In geometry, dihedral symmetry in three dimensions is one of three infinite sequences of point groups in three dimensions which have a symmetry group that as abstract group is a dihedral group Dihn ( n ≥ 2 ).

There are 3 types of dihedral symmetry in three dimensions, each shown below in 3 notation: Schönflies notation, Coxeter notation, and orbifold notation.

For a given n, all three have n-fold rotational symmetry about one axis (rotation by an angle of 360°/n does not change the object), and 2-fold about a perpendicular axis, hence about n of those. For n = ∞ they correspond to three frieze groups. Schönflies notation is used, with Coxeter notation in brackets, and orbifold notation in parentheses.
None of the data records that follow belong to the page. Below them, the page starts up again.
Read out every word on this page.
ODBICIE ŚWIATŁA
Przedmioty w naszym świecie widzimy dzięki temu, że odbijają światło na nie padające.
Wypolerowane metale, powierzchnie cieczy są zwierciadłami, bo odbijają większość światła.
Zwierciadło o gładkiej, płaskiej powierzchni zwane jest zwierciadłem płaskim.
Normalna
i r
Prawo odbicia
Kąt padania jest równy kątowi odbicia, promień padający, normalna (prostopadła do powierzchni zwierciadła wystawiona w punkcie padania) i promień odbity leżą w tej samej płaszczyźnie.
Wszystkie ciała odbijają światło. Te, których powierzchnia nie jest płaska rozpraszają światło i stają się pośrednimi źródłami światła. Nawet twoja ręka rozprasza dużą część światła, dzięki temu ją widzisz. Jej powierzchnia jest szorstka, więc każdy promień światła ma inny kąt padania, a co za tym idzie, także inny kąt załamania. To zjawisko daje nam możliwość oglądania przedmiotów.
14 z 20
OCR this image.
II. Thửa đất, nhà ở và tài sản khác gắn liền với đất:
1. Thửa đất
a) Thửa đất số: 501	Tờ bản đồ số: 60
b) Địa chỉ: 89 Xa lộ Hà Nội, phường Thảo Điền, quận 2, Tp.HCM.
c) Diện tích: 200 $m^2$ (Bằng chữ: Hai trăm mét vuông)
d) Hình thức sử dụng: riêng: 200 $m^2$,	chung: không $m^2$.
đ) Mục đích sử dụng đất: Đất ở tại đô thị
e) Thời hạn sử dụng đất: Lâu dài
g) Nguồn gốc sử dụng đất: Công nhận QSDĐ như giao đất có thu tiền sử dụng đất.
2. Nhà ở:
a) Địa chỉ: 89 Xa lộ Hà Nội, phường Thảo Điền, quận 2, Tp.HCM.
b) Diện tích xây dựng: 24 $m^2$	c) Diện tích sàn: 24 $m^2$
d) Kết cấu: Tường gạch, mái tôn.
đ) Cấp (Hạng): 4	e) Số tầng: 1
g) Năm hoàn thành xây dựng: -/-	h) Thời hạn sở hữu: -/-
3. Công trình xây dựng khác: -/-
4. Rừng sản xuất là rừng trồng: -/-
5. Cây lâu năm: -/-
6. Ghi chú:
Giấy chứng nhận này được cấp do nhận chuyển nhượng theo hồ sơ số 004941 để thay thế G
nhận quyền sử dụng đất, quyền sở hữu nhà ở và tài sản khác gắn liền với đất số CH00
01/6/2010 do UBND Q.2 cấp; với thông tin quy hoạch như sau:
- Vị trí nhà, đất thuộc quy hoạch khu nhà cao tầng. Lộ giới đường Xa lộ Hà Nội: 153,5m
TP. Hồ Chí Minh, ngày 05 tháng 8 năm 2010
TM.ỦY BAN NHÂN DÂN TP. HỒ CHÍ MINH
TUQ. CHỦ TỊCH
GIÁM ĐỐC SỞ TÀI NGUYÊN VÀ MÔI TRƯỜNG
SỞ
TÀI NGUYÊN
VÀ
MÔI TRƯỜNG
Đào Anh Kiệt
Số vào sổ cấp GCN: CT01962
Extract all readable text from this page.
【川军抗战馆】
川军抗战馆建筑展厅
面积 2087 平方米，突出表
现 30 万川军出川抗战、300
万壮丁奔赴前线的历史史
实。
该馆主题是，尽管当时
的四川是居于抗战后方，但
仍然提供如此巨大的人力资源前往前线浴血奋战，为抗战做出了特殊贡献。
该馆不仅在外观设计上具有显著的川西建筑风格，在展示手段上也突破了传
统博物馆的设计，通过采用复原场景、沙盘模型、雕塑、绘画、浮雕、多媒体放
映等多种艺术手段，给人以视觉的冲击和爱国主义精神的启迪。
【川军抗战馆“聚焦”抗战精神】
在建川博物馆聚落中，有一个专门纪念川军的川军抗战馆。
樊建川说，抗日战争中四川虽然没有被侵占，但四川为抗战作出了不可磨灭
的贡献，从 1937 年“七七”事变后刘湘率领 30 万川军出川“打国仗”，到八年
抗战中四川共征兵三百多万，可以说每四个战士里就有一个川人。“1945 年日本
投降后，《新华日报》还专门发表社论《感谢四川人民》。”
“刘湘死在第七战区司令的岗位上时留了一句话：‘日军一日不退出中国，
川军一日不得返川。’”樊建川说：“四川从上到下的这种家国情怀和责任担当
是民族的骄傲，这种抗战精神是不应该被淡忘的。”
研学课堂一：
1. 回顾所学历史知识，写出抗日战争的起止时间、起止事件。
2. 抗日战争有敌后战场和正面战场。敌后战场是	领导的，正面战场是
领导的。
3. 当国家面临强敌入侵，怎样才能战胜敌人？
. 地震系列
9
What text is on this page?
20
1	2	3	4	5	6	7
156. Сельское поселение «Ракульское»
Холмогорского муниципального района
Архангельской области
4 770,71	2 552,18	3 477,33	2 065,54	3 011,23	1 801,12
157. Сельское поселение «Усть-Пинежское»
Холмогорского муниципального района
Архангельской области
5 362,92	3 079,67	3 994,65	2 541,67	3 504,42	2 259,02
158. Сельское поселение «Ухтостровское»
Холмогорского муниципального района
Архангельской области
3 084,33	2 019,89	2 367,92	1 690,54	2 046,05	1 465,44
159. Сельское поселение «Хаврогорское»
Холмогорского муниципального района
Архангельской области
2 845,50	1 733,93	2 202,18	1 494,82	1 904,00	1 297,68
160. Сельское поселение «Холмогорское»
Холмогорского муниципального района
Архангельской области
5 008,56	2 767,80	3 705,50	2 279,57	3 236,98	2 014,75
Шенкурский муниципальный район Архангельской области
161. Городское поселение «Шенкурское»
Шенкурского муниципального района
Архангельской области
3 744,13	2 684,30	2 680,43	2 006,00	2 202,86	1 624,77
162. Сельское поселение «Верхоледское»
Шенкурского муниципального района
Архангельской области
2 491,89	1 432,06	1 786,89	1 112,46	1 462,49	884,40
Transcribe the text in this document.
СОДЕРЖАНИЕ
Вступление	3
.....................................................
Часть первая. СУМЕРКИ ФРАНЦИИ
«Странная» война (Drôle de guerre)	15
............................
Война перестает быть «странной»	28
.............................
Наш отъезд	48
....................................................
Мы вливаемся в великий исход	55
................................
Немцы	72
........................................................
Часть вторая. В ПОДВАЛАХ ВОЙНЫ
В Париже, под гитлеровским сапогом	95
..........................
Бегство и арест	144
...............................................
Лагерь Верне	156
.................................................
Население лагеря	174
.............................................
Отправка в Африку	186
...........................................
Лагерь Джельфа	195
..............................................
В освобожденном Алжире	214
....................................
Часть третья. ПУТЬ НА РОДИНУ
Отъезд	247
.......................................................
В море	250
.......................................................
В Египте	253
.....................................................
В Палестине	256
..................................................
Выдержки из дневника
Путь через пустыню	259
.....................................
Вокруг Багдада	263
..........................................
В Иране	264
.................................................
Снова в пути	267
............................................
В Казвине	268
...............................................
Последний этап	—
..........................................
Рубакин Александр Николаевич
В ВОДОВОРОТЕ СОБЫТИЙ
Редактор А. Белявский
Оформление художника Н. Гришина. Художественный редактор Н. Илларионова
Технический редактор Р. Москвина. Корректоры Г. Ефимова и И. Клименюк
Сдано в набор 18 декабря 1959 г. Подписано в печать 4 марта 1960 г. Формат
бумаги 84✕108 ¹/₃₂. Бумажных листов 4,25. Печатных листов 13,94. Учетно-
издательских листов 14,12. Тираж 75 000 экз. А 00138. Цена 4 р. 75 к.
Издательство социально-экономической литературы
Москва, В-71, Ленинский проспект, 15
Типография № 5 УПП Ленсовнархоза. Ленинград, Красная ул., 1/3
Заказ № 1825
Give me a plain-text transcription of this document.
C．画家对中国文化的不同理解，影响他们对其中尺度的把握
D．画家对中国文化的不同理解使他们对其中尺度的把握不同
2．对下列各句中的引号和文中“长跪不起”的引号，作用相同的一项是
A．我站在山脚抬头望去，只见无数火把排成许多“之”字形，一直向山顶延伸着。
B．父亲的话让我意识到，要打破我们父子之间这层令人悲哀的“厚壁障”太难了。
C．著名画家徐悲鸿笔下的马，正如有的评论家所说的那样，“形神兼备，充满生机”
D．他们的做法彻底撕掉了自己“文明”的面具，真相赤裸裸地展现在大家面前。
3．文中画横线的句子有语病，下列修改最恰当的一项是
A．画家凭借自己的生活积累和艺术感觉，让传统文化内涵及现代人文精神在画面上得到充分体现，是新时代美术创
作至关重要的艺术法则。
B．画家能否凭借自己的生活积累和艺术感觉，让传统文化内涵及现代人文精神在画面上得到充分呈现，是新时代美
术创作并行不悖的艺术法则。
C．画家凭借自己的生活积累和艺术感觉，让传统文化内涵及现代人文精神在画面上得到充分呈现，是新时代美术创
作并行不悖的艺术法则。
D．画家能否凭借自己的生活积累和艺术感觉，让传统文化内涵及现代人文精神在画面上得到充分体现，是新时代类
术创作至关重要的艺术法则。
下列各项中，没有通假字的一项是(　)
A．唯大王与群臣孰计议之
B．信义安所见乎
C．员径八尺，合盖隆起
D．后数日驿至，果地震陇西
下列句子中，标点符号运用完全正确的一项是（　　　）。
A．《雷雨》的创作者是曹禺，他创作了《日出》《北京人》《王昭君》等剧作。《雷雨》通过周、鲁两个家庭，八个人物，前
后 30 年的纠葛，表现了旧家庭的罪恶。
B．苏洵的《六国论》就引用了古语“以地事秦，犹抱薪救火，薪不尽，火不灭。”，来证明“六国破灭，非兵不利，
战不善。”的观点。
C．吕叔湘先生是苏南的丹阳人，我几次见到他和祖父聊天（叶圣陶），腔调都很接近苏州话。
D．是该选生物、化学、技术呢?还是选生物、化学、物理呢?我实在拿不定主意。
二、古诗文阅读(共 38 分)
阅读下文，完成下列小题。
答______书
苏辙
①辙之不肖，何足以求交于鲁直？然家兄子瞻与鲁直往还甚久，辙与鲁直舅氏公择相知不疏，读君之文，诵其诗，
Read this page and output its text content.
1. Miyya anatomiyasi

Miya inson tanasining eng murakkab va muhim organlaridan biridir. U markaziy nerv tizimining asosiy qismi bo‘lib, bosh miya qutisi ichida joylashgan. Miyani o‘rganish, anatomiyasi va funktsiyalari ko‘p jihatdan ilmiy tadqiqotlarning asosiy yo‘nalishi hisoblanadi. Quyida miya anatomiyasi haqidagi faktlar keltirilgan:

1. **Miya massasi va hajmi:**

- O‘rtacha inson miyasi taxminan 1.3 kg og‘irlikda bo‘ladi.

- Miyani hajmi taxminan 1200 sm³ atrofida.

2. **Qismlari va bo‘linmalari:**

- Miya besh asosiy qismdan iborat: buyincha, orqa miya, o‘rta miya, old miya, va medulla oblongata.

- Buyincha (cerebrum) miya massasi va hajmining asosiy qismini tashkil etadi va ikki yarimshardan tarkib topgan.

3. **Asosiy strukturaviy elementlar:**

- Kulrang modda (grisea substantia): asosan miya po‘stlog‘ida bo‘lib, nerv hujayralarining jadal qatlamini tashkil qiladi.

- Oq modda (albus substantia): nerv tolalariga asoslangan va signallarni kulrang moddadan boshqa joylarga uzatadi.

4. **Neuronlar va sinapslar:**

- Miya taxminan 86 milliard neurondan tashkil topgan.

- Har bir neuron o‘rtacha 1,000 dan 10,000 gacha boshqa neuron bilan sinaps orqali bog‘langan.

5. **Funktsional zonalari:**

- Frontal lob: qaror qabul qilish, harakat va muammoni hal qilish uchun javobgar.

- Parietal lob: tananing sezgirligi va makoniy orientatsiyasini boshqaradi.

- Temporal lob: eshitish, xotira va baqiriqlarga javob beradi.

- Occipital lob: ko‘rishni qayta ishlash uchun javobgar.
The term horizontal (h) is used with respect to a vertical axis of rotation.

In 2D the symmetry group Dn includes reflections in lines. When the 2D plane is embedded horizontally in a 3D space, such a reflection can either be viewed as the restriction to that plane of a reflection in a vertical plane, or as the restriction to the plane of a rotation about the reflection line, by 180°. In 3D the two operations are distinguished: the group Dn contains rotations only, not reflections. The other group is pyramidal symmetry Cnv of the same order.

With reflection symmetry with respect to a plane perpendicular to the n-fold rotation axis we have Dnh [n], (*22n).

Dnd (or Dnv), [2n,2+], (2*n) has vertical mirror planes between the horizontal rotation axes, not through them. As a result the vertical axis is a 2n-fold rotoreflection axis.